How to transom a tensor into this shape and keep gradient?

falmasri · November 2, 2018, 11:11am

Saying that I have a layer feature map output of the form (1,1,10,10) how can I transform it to (4,1,5,5), while keeping the spatial location as a kernel of 5x5 as mentioned in the image bellow and preserving the gradient ?

As you can see, the features are moved to form new inputs in the input channel.

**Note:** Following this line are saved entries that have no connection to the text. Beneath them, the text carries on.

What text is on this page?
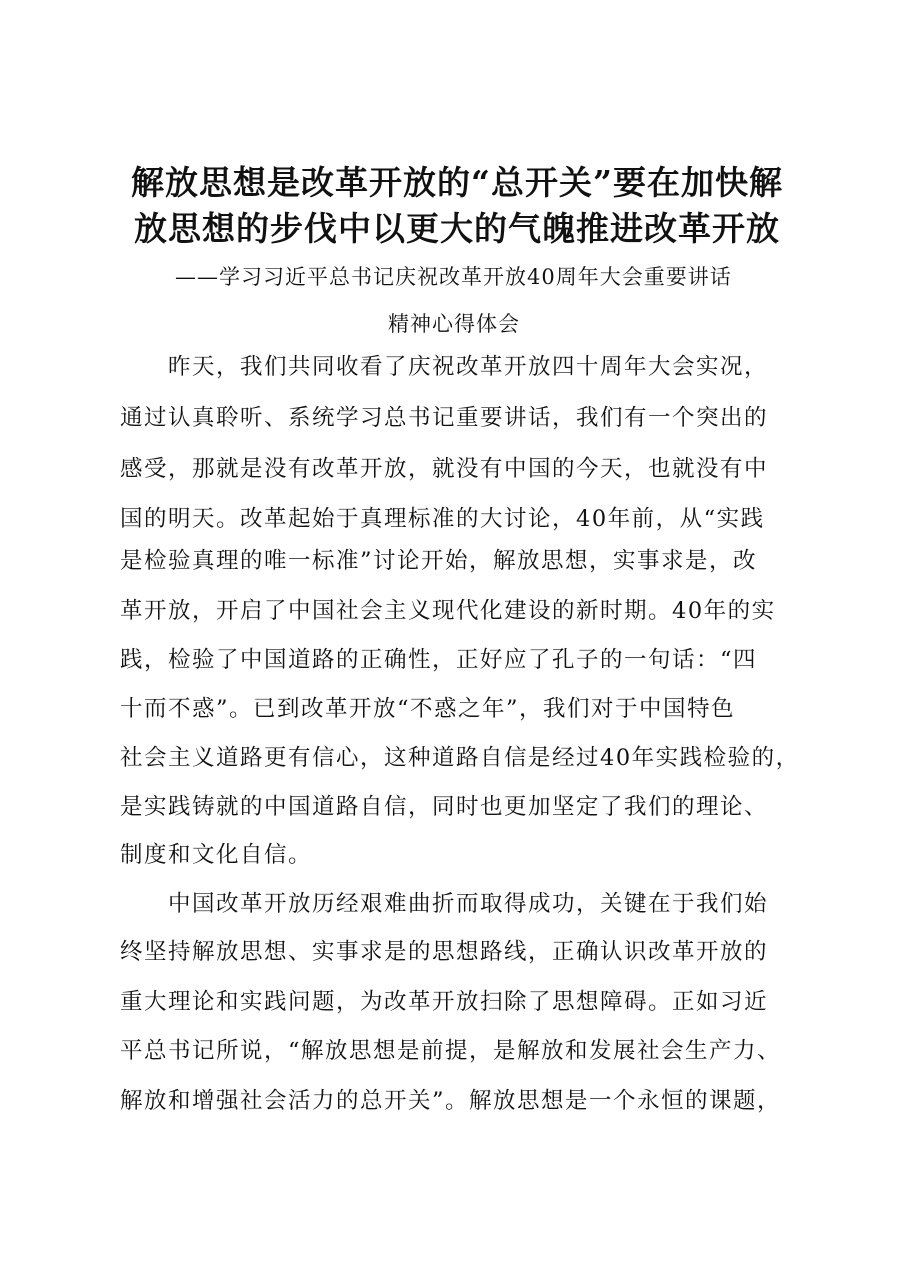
解放思想是改革开放的“总开关”要在加快解
放思想的步伐中以更大的气魄推进改革开放
——学习习近平总书记庆祝改革开放40周年大会重要讲话
精神心得体会
昨天，我们共同收看了庆祝改革开放四十周年大会实况，
通过认真聆听、系统学习总书记重要讲话，我们有一个突出的
感受，那就是没有改革开放，就没有中国的今天，也就没有中
国的明天。改革起始于真理标准的大讨论，40年前，从“实践
是检验真理的唯一标准”讨论开始，解放思想，实事求是，改
革开放，开启了中国社会主义现代化建设的新时期。40年的实
践，检验了中国道路的正确性，正好应了孔子的一句话：“四
十而不惑”。已到改革开放“不惑之年”，我们对于中国特色
社会主义道路更有信心，这种道路自信是经过40年实践检验的，
是实践铸就的中国道路自信，同时也更加坚定了我们的理论、
制度和文化自信。
中国改革开放历经艰难曲折而取得成功，关键在于我们始
终坚持解放思想、实事求是的思想路线，正确认识改革开放的
重大理论和实践问题，为改革开放扫除了思想障碍。正如习近
平总书记所说，“解放思想是前提，是解放和发展社会生产力、
解放和增强社会活力的总开关”。解放思想是一个永恒的课题，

sergeyb · November 2, 2018, 11:27am

Why don’t you just slice the tensor and then stack it?

Something like:
orange = X[0,:,:X.size(2)//2,:X.size(3)//2]
blue = X[0,:,:X.size(2)//2,X.size(3)//2:]
grey = X[0,:,X.size(2)//2:,:X.size(3)//2]
green = X[0,:,X.size(2)//2:,X.size(3)//2:]
output = torch.stack([orange,blue,grey,green])

This should preserve the gradients I believe.

falmasri · November 2, 2018, 11:31am

this could work if I have only one input what if I have (4,1,10,10) to be (16,1,5,5) or what if I have (4,1,20,20) to be (64,1,5,5) ? I’m looking for an automatic function that takes a kernel of 5 by 5 and stake it in the first channel of the tensor

sergeyb · November 2, 2018, 11:44am

You could adapt the slicing method to any size just by putting it in a for loop or calling it recursively. You could also do it with a “kernel” by using a a 2d Convolution with weights set to the identity, and then reshape them to be a square again. This method I’d say is a bit more tricky, and you’d need to work out the correct stride sizes for the convolution.

falmasri · November 2, 2018, 2:01pm

Making a loop in a large input image is very costly process. Could you elaborate more please about using a 2d conv?

sergeyb · November 2, 2018, 2:43pm

So a convolution2d operator is essentially a simple matrix multiplication over a flattened patch of an image. If your entire image is [b,1,10,10] and you choose convolution with kernel W of size (5,5) with output size (d) and with stride=5, it will do the following 4 operations, say the output is O of size [b,d,2,2]:

O[b_i,0:d,0,0] = W * X[b_i,:,:5,:5].view(1*5*5) where W is size (d,1x5x5)
O[b_i,0:d,0,1] = W * X[b_i,:,:5,5:].view(1*5*5)
etc.

So if you set output dimension to same as input dimension (d = 1x5x5) and set it to Identity matrix it will preserve all the information. And you can then reshape it back into (5,5) and have the same image.

So your output O is of size (b,1x5x5,2,2). Flatten last two dimensions -> (b,5x5,4). Then transpose -> (b,4,5x5). Then reshape again -> (b,4,5,5), and voila.

But slicing much less confusing, not sure about the speed of this vs the for loop with slicing.